3. window(windowLength, slideInterval)

该操作由一个DStream对象调用,传入一个窗口长度参数,一个窗口移动速率参数,然后将当前时刻当前长度窗口中的元素取出形成一个新的DStream。

package cn.bright.kafka.Spark

import org.apache.kafka.clients.consumer.{ConsumerConfig, ConsumerRecord}
import org.apache.spark.SparkConf
import org.apache.spark.streaming.{Seconds, StreamingContext}
import org.apache.spark.streaming.dstream.{DStream, InputDStream}
import org.apache.spark.streaming.kafka010.{ConsumerStrategies, KafkaUtils, LocationStrategies}

/**
  * @Author Bright
  * @Date 2020/12/22
  * @Description  window
  */
object SparkWindowDemo {
  def main(args: Array[String]): Unit = {
    val conf = new SparkConf().setMaster("local[*]").setAppName("SparkWindowDemo")
    val streamingContext = new StreamingContext(conf,Seconds(2))

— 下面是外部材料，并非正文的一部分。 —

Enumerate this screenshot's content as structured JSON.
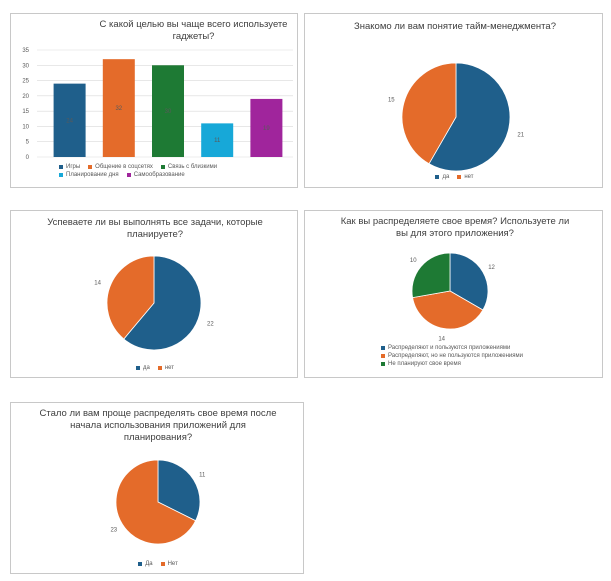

    streamingContext.checkpoint("checkpoint")

    val kafkaParams = Map(
      (ConsumerConfig.BOOTSTRAP_SERVERS_CONFIG -> "192.168.116.60:9092"),
      (ConsumerConfig.VALUE_DESERIALIZER_CLASS_CONFIG -> "org.apache.kafka.common.serialization.StringDeserializer"),
      (ConsumerConfig.KEY_DESERIALIZER_CLASS_CONFIG -> "org.apache.kafka.common.serialization.StringDeserializer"),
      (ConsumerConfig.GROUP_ID_CONFIG, "kafkaGroup2")
    )


    val kafkaStream:InputDStream[ConsumerRecord[String,String]]
    = KafkaUtils.createDirectStream(
      streamingContext,
      LocationStrategies.PreferConsistent,
      ConsumerStrategies.Subscribe(Set("sparkKafkaDemo"), kafkaParams)
    )

//  注意:窗口长度,窗口移动速率需要是batch time的整数倍
    val numStream: DStream[(String, Int)] = kafkaStream.flatMap(line => line.value().toString.split("\\s+"))
      .map((_, 1))
      .window(Seconds(8),Seconds(6))    //流窗口  采集周期时间长度为8秒,窗口移动速率参数为6秒

    numStream.print()

    streamingContext.start()
    streamingContext.awaitTermination()
  }
}

3.1 测试

input:
在这里插入图片描述
output:
在这里插入图片描述

4. countByWindow(windowLength,slideInterval)

返回指定长度窗口中的元素个数。
注:需要设置checkpoint

package cn.bright.kafka.Spark

import org.apache.kafka.clients.consumer.{ConsumerConfig, ConsumerRecord}
import org.apache.spark.SparkConf
import org.apache.spark.streaming.dstream.{DStream, InputDStream}
import org.apache.spark.streaming.kafka010.{ConsumerStrategies, KafkaUtils, LocationStrategies}
import org.apache.spark.streaming.{Seconds, StreamingContext}

/**
  * @Author Bright
  * @Date 2020/12/22
  * @Description  返回指定窗口元素的个数
  */
object SparkWindowDemo2 {
  def main(args: Array[String]): Unit = {
    val conf = new SparkConf().setMaster("local[*]").setAppName("SparkWindowDemo2")
    val streamingContext = new StreamingContext(conf,Seconds(2))
    
// 设置checkpoint   idea项目根目录创建文件夹 checkpoint
    streamingContext.checkpoint("checkpoint")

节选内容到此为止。